Photo from Energy Tribune
When I started this blog, I promised to talk about my perspective on Japan's changing energy policy, given the nuclear accident back in March. As many of you know, I am an energy policy expert who grew up and have work experience on both sides of the Pacific Ocean, so I was hoping to share my views not only on the accident per se but also on the handling by the media and its long-term implications.
I do however apologize to those of you who were interested in my thoughts, because I now have to refrain from talking about it on a public domain like this. Since I started working for my current employer, I am deeply and professionally involved in the ongoing energy policy reform in Japan, and the situation is becoming more and more complex and politically touchy everyday. I am excited to be a part of such historic reform, but it is also frustrating not to be able to share my thoughts.
The only thing I can say here is that a simple rule of thumb applies to energy policy: this is not a black or white issue. Every energy source has pros and cons, ranging from the cost to safety, reliability, the environment, and national security. What we need to have is the right mix of them. We are obviously not anywhere near that point, given the threats from climate change, and no one really even knows where that point is for sure.

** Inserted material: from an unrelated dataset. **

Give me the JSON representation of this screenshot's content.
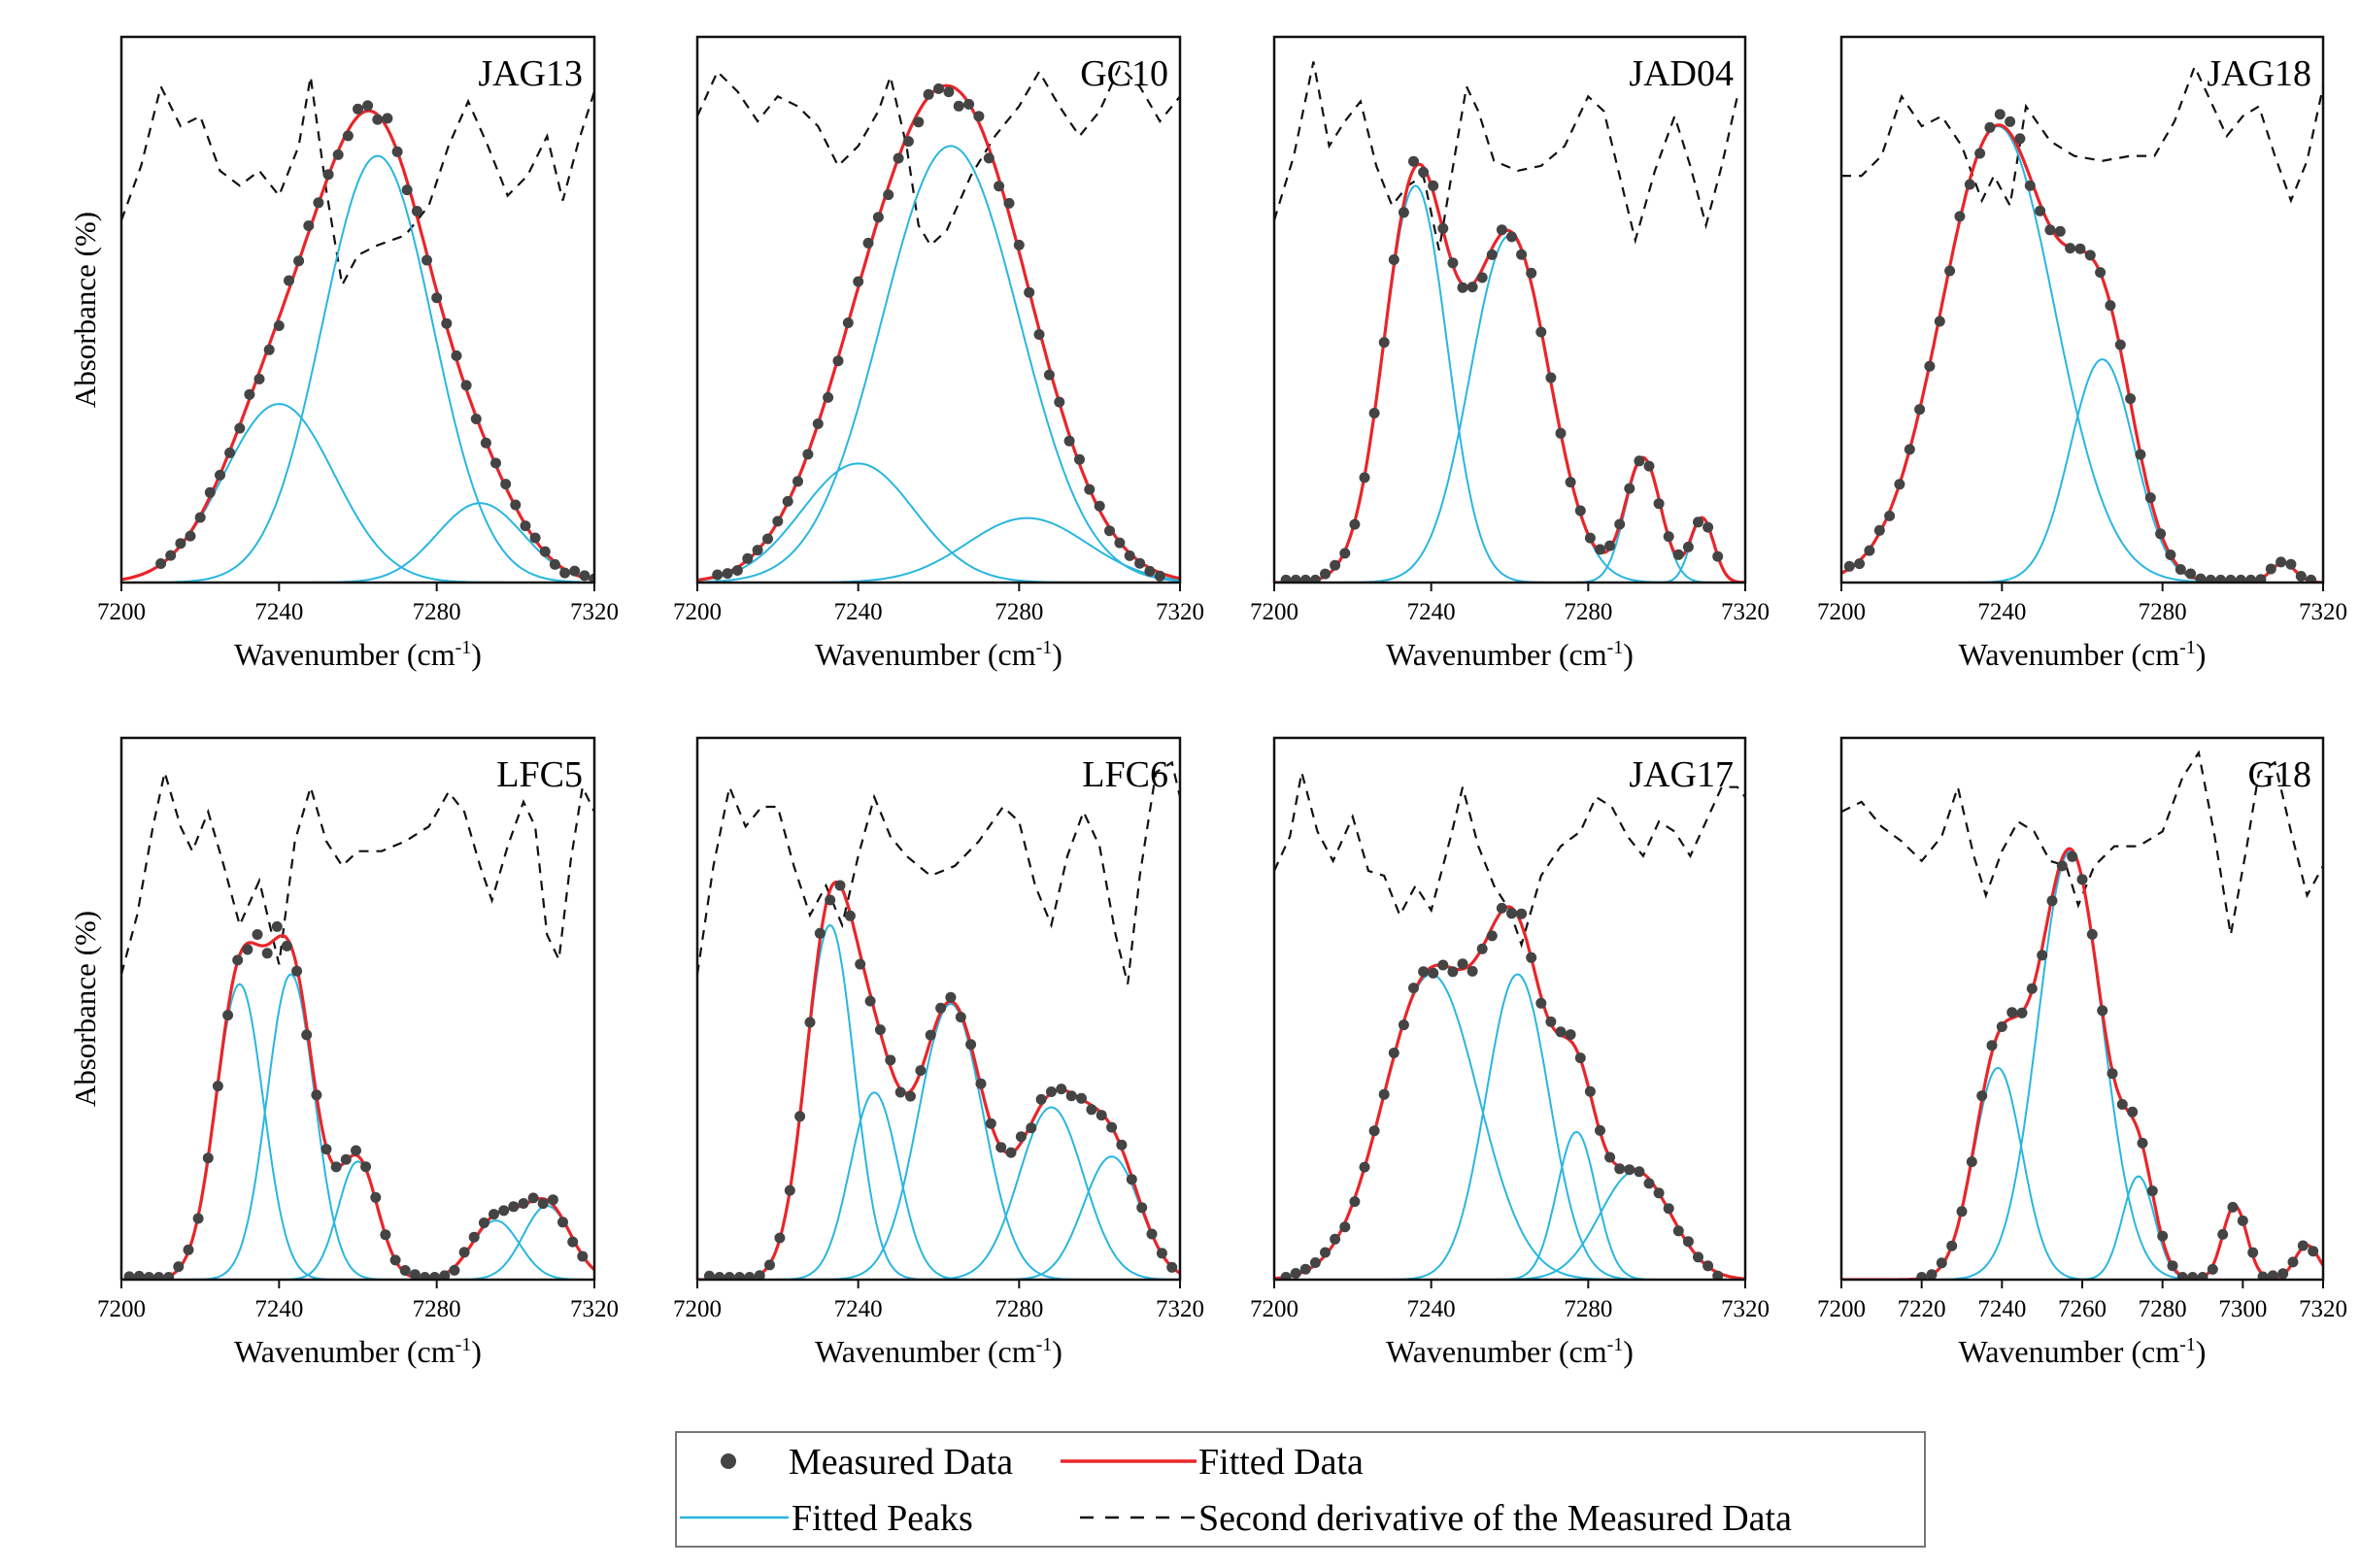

From ancient times, the media tends to focus on very assertive, sometimes extreme views and opinions, and the experts who know the issue best often can't be so assertive that their views are buried by the media. In the time of crisis and uncertainty, such tendency only gets stronger because people want to know a simple answer. So, I would urge you to always critically and comparatively challenge what experts are saying on the media, and to be careful when they start simplifying the issue and giving you a definitive answer.